Generalized Audio Deepfake Detection Using Frame-level Latent Information Entropy

Authors: Botao Zhao, Zuheng Kang, Yayun He, Xiaoyang Qu, Junqing Peng, Jing Xiao, Jianzong Wang

Published: 2025-04-15 02:39:46+00:00

Comment: Accpeted by IEEE International Conference on Multimedia & Expo 2025 (ICME 2025)

AI Summary

This paper introduces a novel framework for generalized audio deepfake detection, f-InfoED, which leverages frame-level latent information entropy to distinguish between bonafide and spoof audio by hypothesizing differences in information content. Coupled with AdaLAM, an adapter-based approach for enhancing feature extraction from large pre-trained audio models, the method achieves state-of-the-art performance and remarkable generalization capabilities across unseen deepfake data and perturbations. The authors also release the ADFF 2024 dataset to facilitate comprehensive evaluation of modern TTS/VC methods.

Abstract

Generalizability, the capacity of a robust model to perform effectively on unseen data, is crucial for audio deepfake detection due to the rapid evolution of text-to-speech (TTS) and voice conversion (VC) technologies. A promising approach to differentiate between bonafide and spoof samples lies in identifying intrinsic disparities to enhance model generalizability.

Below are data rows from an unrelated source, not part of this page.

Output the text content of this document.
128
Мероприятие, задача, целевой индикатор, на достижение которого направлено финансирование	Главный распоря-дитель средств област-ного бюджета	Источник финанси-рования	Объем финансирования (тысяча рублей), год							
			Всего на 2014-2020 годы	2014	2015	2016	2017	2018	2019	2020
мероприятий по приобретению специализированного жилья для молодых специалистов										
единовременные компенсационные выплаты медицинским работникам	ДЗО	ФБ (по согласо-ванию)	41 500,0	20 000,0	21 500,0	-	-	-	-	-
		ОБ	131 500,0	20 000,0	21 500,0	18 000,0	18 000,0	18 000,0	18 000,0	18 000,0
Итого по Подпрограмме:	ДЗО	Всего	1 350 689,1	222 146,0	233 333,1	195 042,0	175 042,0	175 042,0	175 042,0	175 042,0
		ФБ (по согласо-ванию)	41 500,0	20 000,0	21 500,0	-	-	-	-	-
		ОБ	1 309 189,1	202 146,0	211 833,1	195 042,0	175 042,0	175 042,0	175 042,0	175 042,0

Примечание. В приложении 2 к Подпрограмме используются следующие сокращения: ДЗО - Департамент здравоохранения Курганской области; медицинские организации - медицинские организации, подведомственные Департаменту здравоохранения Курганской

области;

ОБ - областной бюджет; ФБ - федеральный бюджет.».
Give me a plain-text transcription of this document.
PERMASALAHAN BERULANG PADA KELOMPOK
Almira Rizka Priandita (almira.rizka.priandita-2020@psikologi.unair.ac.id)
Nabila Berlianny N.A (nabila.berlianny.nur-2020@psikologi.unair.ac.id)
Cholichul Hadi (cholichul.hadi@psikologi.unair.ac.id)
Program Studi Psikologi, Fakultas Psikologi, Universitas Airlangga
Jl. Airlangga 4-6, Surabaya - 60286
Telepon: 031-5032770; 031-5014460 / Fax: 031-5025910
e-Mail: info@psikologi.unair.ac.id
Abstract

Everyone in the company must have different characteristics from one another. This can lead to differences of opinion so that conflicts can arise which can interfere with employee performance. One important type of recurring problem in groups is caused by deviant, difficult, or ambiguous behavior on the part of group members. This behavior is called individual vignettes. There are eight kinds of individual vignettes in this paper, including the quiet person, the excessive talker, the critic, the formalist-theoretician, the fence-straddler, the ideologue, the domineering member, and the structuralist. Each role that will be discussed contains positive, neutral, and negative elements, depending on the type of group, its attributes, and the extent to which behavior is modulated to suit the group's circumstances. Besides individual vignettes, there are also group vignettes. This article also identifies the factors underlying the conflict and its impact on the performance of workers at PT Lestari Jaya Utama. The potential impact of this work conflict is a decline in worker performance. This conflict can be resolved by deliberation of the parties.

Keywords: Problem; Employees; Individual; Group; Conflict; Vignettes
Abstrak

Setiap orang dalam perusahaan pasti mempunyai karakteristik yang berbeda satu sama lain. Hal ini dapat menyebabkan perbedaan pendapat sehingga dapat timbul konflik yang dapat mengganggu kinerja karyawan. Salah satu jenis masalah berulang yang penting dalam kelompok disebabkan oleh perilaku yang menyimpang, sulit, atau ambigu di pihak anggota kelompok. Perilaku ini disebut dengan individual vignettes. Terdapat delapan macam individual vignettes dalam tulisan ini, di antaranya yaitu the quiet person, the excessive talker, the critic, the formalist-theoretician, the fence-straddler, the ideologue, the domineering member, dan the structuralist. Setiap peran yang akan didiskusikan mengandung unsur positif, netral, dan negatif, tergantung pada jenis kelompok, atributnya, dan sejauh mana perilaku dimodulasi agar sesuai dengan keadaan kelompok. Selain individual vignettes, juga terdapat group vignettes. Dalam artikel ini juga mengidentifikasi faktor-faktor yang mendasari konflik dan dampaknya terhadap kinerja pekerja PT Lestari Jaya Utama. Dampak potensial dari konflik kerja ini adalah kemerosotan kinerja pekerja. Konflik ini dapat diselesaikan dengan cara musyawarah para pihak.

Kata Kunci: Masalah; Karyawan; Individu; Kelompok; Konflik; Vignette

From an information-theoretic perspective, we hypothesize the information content is one of the intrinsic differences: bonafide sample represents a dense, information-rich sampling of the real world, whereas spoof sample is typically derived from lower-dimensional, less informative representations. To implement this, we introduce frame-level latent information entropy detector(f-InfoED), a framework that extracts distinctive information entropy from latent representations at the frame level to identify audio deepfakes. Furthermore, we present AdaLAM, which extends large pre-trained audio models with trainable adapters for enhanced feature extraction. To facilitate comprehensive evaluation, the audio deepfake forensics 2024 (ADFF 2024) dataset was built by the latest TTS and VC methods. Extensive experiments demonstrate that our proposed approach achieves state-of-the-art performance and exhibits remarkable generalization capabilities. Further analytical studies confirms the efficacy of AdaLAM in extracting discriminative audio features and f-InfoED in leveraging latent entropy information for more generalized deepfake detection.


Key findings
The proposed AdaLAM & f-InfoED method achieves state-of-the-art EERs on ASVspoof 2021 DF, In-the-wild, and the new ADFF 2024 datasets, demonstrating superior generalization to unseen deepfake generation methods. It also exhibits robustness to unseen perturbations like varying audio durations and MP3 compression rates. Furthermore, the underlying InfoED concept shows potential for generalization to other modalities, as evidenced by its application to image deepfake detection with ResNet-50.
Approach
The proposed f-InfoED extracts distinctive information entropy from frame-level latent representations, derived by compressing audio through a variational information bottleneck, to identify deepfakes. This is combined with AdaLAM, which extends large pre-trained audio models (like WavLM base+) with trainable adapter layers for more discriminative and generalized feature extraction. The overall framework aims to differentiate bonafide (information-rich) from spoof (less informative) audio.
Datasets
ASVspoof 2019 LA (training), ASVspoof 2021 DF, In-the-wild, ADFF 2024 (newly introduced). For the image deepfake detection experiment, datasets from [31] for ADM, DDPM, iDDPM, PNDM, SD-V1 were used.
Model(s)
AdaLAM (WavLM base+ with custom adapter layers), f-InfoED (uses mean/variance encoders via 1D CNNs, a decoder similar to HiFi-GAN, and a classifier with two FC layers). For the image deepfake detection experiment, ResNet-50 was used as the backbone.
Author countries
China